Jo left the register, walked out into the bright, hammering sun again, swapping her regular glasses for her prescription sunglasses as she did, and just as she stepped from beneath the drugstore’s slight overhang (I am imagining a little here, I suppose, crossing over into the country of the novelist a little, but not by much; only by inches, and you can trust me on that), there was that shrewish howl of locked tires on pavement that means there’s going to be either an accident or a very close call.
This time it happened — the sort of accident which happened at that stupid X-shaped intersection at least once a week, it seemed. A 1989 Toyota was pulling out of the shopping-center parking lot and turning left onto Jackson Street. Behind the wheel was Mrs. Esther Easterling of Barrett’s Orchards. She was accompanied by her friend Mrs Irene Deorsey, also of Barrett’s Orchards, who had shopped the video store without finding anything she wanted to rent.
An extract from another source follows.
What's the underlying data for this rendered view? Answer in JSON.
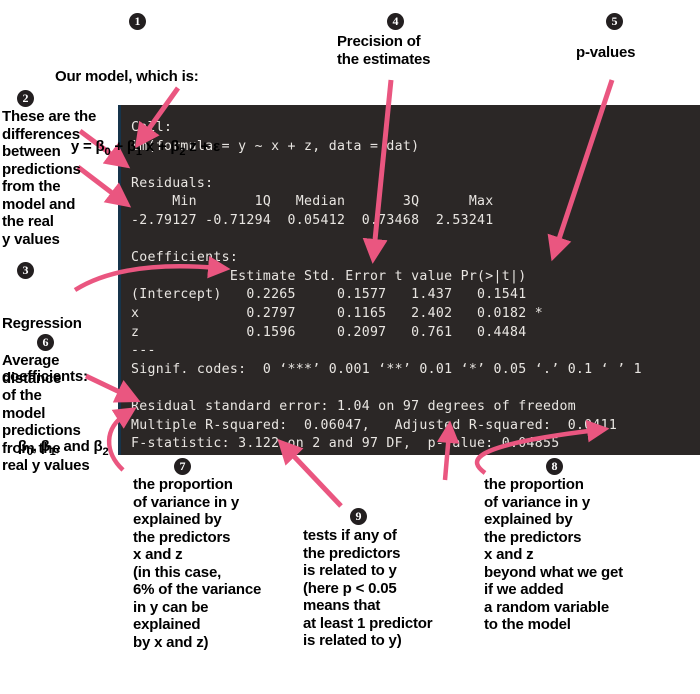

Too much violence, Irene said. Both women were cigarette widows. Esther could hardly have missed the orange Public Works dump truck coming down the hill; although she denied this to the police, to
the newspaper, and to me when I talked to her some two months later, I think it likely that she just forgot to look. As my own mother (another cigarette widow) used to say, ‘The two most common ailments of the elderly are arthritis and forgetfulness. They can’t be held responsible for neither.’
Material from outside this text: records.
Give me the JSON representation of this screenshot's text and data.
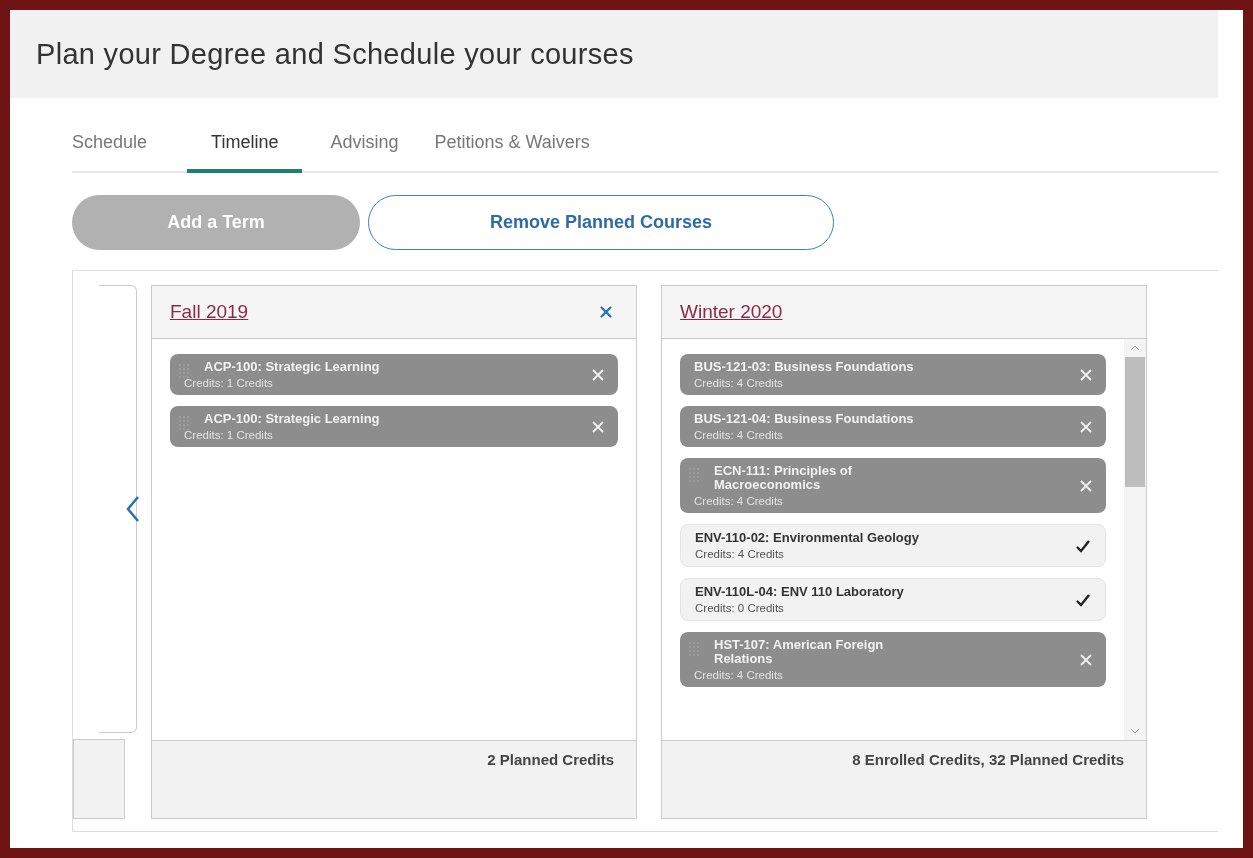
{
  "page_title": "Plan your Degree and Schedule your courses",
  "tabs": [
    {
      "label": "Schedule",
      "selected": false
    },
    {
      "label": "Timeline",
      "selected": true
    },
    {
      "label": "Advising",
      "selected": false
    },
    {
      "label": "Petitions & Waivers",
      "selected": false
    }
  ],
  "actions": [
    {
      "label": "Add a Term",
      "disabled": true
    },
    {
      "label": "Remove Planned Courses",
      "disabled": false
    }
  ],
  "terms": [
    {
      "name": "Fall 2019",
      "removable": true,
      "scrollbar": false,
      "footer": "2 Planned Credits",
      "courses": [
        {
          "kind": "planned",
          "handle": true,
          "title": "ACP-100: Strategic Learning",
          "credits": "Credits: 1 Credits"
        },
        {
          "kind": "planned",
          "handle": true,
          "title": "ACP-100: Strategic Learning",
          "credits": "Credits: 1 Credits"
        }
      ]
    },
    {
      "name": "Winter 2020",
      "removable": false,
      "scrollbar": true,
      "footer": "8 Enrolled Credits, 32 Planned Credits",
      "courses": [
        {
          "kind": "planned",
          "handle": false,
          "title": "BUS-121-03: Business Foundations",
          "credits": "Credits: 4 Credits"
        },
        {
          "kind": "planned",
          "handle": false,
          "title": "BUS-121-04: Business Foundations",
          "credits": "Credits: 4 Credits"
        },
        {
          "kind": "planned",
          "handle": true,
          "title": "ECN-111: Principles of Macroeconomics",
          "credits": "Credits: 4 Credits"
        },
        {
          "kind": "enrolled",
          "handle": false,
          "title": "ENV-110-02: Environmental Geology",
          "credits": "Credits: 4 Credits"
        },
        {
          "kind": "enrolled",
          "handle": false,
          "title": "ENV-110L-04: ENV 110 Laboratory",
          "credits": "Credits: 0 Credits"
        },
        {
          "kind": "planned",
          "handle": true,
          "title": "HST-107: American Foreign Relations",
          "credits": "Credits: 4 Credits"
        }
      ]
    }
  ]
}
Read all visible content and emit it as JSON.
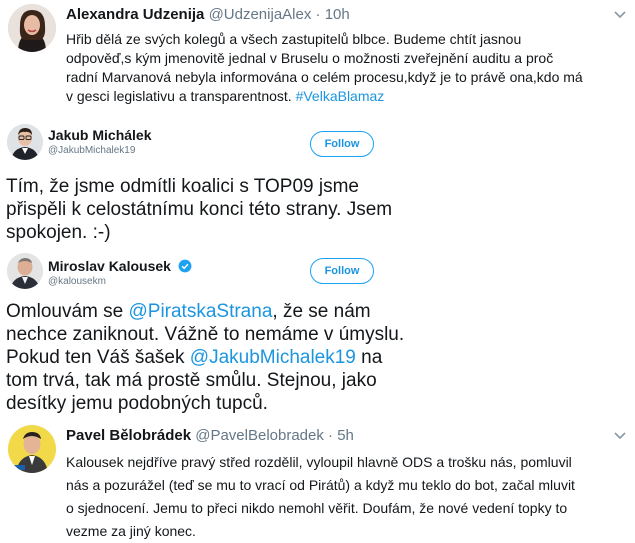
{
  "tweets": [
    {
      "name": "Alexandra Udzenija",
      "handle": "@UdzenijaAlex",
      "sep": "·",
      "time": "10h",
      "lines": [
        "Hřib dělá ze svých kolegů a všech zastupitelů blbce. Budeme chtít jasnou",
        "odpověď,s kým jmenovitě jednal v Bruselu o možnosti zveřejnění auditu a proč",
        "radní Marvanová nebyla informována o celém procesu,když je to právě ona,kdo má"
      ],
      "last_line_pre": "v gesci legislativu a transparentnost. ",
      "hashtag": "#VelkaBlamaz"
    },
    {
      "name": "Jakub Michálek",
      "handle": "@JakubMichalek19",
      "follow": "Follow",
      "lines": [
        "Tím, že jsme odmítli koalici s TOP09 jsme",
        "přispěli k celostátnímu konci této strany. Jsem",
        "spokojen. :-)"
      ]
    },
    {
      "name": "Miroslav Kalousek",
      "handle": "@kalousekm",
      "follow": "Follow",
      "line1_pre": "Omlouvám se ",
      "line1_mention": "@PiratskaStrana",
      "line1_post": ", že se nám",
      "line2": "nechce zaniknout. Vážně to nemáme v úmyslu.",
      "line3_pre": "Pokud ten Váš šašek ",
      "line3_mention": "@JakubMichalek19",
      "line3_post": " na",
      "line4": "tom trvá, tak má prostě smůlu. Stejnou, jako",
      "line5": "desítky jemu podobných tupců."
    },
    {
      "name": "Pavel Bělobrádek",
      "handle": "@PavelBelobradek",
      "sep": "·",
      "time": "5h",
      "lines": [
        "Kalousek nejdříve pravý střed rozdělil, vyloupil hlavně ODS a trošku nás, pomluvil",
        "nás a pozurážel (teď se mu to vrací od Pirátů) a když mu teklo do bot, začal mluvit",
        "o sjednocení. Jemu to přeci nikdo nemohl věřit. Doufám, že nové vedení topky to",
        "vezme za jiný konec."
      ]
    }
  ],
  "colors": {
    "link": "#1b95e0",
    "muted": "#657786",
    "text": "#14171a",
    "verified": "#1da1f2"
  },
  "icons": [
    "chevron-down-icon",
    "verified-badge-icon",
    "avatar"
  ]
}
Driving the Public Works truck was William Fraker, of Old Cape. Mr. Fraker was thirty-eight years old on the day of my wife’s death, driving with his shirt off and thinking how badly he wanted a cool shower and a cold beer, not necessarily in that order. He and three other men had spent eight hours putting down asphalt patch out on the Harris Avenue Extension near the airport, a hot job on a hot day, and Bill Fraker said yeah, he might have been going a little too fast — maybe forty in a thirty-mile-an-hour zone. He was eager to get back to the garage, sign off on the truck, and get behind the wheel of his own F-150, which had air conditioning. Also, the dump truck’s brakes, while good enough to pass inspection, were a long way from tip-top condition. Fraker hit them as soon as he saw the Toyota pull out in front of him (he hit his horn, as well), but it was too late. He heard screaming tires — his own, and Esther’s as she belatedly realized her danger — and saw her face for just a moment.
‘That was the worst part, somehow,’ he told me as we sat on his porch, drinking beers — it was October by then, and although the sun was warm on our faces, we were both wearing sweaters.
‘You know how high up you sit in one of those dump trucks? ‘ I nodded. ‘Well, she was looking up to see me — craning up, you’d say — and the sun was full in her face. I could see how old she was.
I remember thinking, ‘Holy shit, she’s gonna break like glass if I can’t stop.’ But old people are tough, more often than not. They can surprise you. I mean, look at how it turned out, both those old biddies still alive, and your wife . . . ‘
He stopped then, bright red color dashing into his cheeks, making him look like a boy who has been laughed at in the schoolyard by girls who have noticed his fly is unzipped. It was comical, but if I’d smiled, it only would have confused him.
‘Mr. Noonan, I’m sorry. My mouth just sort of ran away with me.’
‘It’s all right,’ I told him. ‘I’m over the worst of it, anyway.’ That was a lie, but it put us back on track.
‘Anyway,’ he said, ‘we hit. There was a loud bang, and a crumping sound when the driver’s side of the car caved in. Breaking glass, too. I was thrown against the wheel hard enough so I couldn’t draw a breath without it hurting for a week or more, and I had a big bruise right here.’ He drew an arc on his chest just below the collarbones. ‘I banged my head on the windshield hard enough to crack the glass, but all I got up there was a little purple knob . . . no bleeding, not even a headache.